Ainsi de toutes nos conquêtes dans le domaine de la science et de l’industrie. Toute lumière a son crépuscule précurseur, et qui aperçoit l’un peut prédire l’autre. Mais tous ne voient pas poindre la première aube d’une vérité, et c’est à ce premier état de lueur indécise qu’elle est contestée, parfois repoussée avec passion, tant est formidable l’apparition de ces grands astres de progrès qui bouleversent les notions de l’habitude, détruisent en quelque sorte le monde du passé, et font, le jour où leur rayonnement éclate au-dessus de l’horizon, entrer l’homme dans de nouvelles conditions d’existence.

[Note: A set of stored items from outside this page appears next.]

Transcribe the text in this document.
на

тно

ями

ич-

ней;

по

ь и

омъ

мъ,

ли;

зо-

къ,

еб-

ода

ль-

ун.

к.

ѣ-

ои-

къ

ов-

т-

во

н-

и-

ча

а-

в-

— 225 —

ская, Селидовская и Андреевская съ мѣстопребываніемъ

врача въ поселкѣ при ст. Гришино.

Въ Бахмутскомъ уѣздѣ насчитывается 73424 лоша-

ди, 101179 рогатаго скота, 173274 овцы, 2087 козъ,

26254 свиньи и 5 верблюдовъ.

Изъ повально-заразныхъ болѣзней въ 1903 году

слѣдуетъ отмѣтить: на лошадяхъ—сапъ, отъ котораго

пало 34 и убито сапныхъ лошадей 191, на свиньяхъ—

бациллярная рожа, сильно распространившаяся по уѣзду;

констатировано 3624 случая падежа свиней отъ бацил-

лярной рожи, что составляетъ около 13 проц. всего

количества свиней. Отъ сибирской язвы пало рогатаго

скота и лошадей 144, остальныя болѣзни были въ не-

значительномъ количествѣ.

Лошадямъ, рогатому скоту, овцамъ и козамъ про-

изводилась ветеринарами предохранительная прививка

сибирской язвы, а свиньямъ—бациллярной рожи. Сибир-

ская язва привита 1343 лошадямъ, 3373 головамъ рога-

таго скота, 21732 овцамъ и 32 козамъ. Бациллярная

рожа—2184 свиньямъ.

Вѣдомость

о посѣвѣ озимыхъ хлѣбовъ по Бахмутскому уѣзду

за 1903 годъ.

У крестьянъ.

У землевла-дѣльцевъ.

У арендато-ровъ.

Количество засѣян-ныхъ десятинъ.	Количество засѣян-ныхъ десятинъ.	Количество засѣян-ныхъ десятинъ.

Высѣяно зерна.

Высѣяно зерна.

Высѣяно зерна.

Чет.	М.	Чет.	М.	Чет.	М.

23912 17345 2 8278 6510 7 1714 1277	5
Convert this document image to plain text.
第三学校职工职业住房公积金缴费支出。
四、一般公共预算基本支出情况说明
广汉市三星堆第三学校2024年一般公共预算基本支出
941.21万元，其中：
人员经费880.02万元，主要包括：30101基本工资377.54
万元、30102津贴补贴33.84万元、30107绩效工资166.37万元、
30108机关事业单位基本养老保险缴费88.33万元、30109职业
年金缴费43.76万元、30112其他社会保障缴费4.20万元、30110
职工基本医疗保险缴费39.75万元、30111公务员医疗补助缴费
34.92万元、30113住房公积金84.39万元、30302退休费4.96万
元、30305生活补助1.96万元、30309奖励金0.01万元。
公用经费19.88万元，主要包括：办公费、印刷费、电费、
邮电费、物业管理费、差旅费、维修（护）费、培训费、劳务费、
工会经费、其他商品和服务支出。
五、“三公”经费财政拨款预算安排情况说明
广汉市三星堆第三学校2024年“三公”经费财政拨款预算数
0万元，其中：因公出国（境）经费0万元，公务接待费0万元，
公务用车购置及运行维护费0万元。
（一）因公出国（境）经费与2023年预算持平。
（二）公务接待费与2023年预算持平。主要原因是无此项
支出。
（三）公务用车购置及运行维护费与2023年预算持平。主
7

Ainsi de la vapeur, de l’électricité, et de tout ce qui, depuis moins d’un siècle, a modifié si essentiellement la vie générale et particulière en nous et autour de nous.

Lisez, dans le travail qui suit nos courtes réflexions et dans les Mémoires du Géant, ce livre si naïvement dramatique, les protestations, les persécutions même que soulève toute vérité à l’état de recherche et de démonstration. C’est quand elle a besoin de recueillement, d’étude et d’encouragement, que l’ironie et l’impatience de tuer se dressent autour d’elle.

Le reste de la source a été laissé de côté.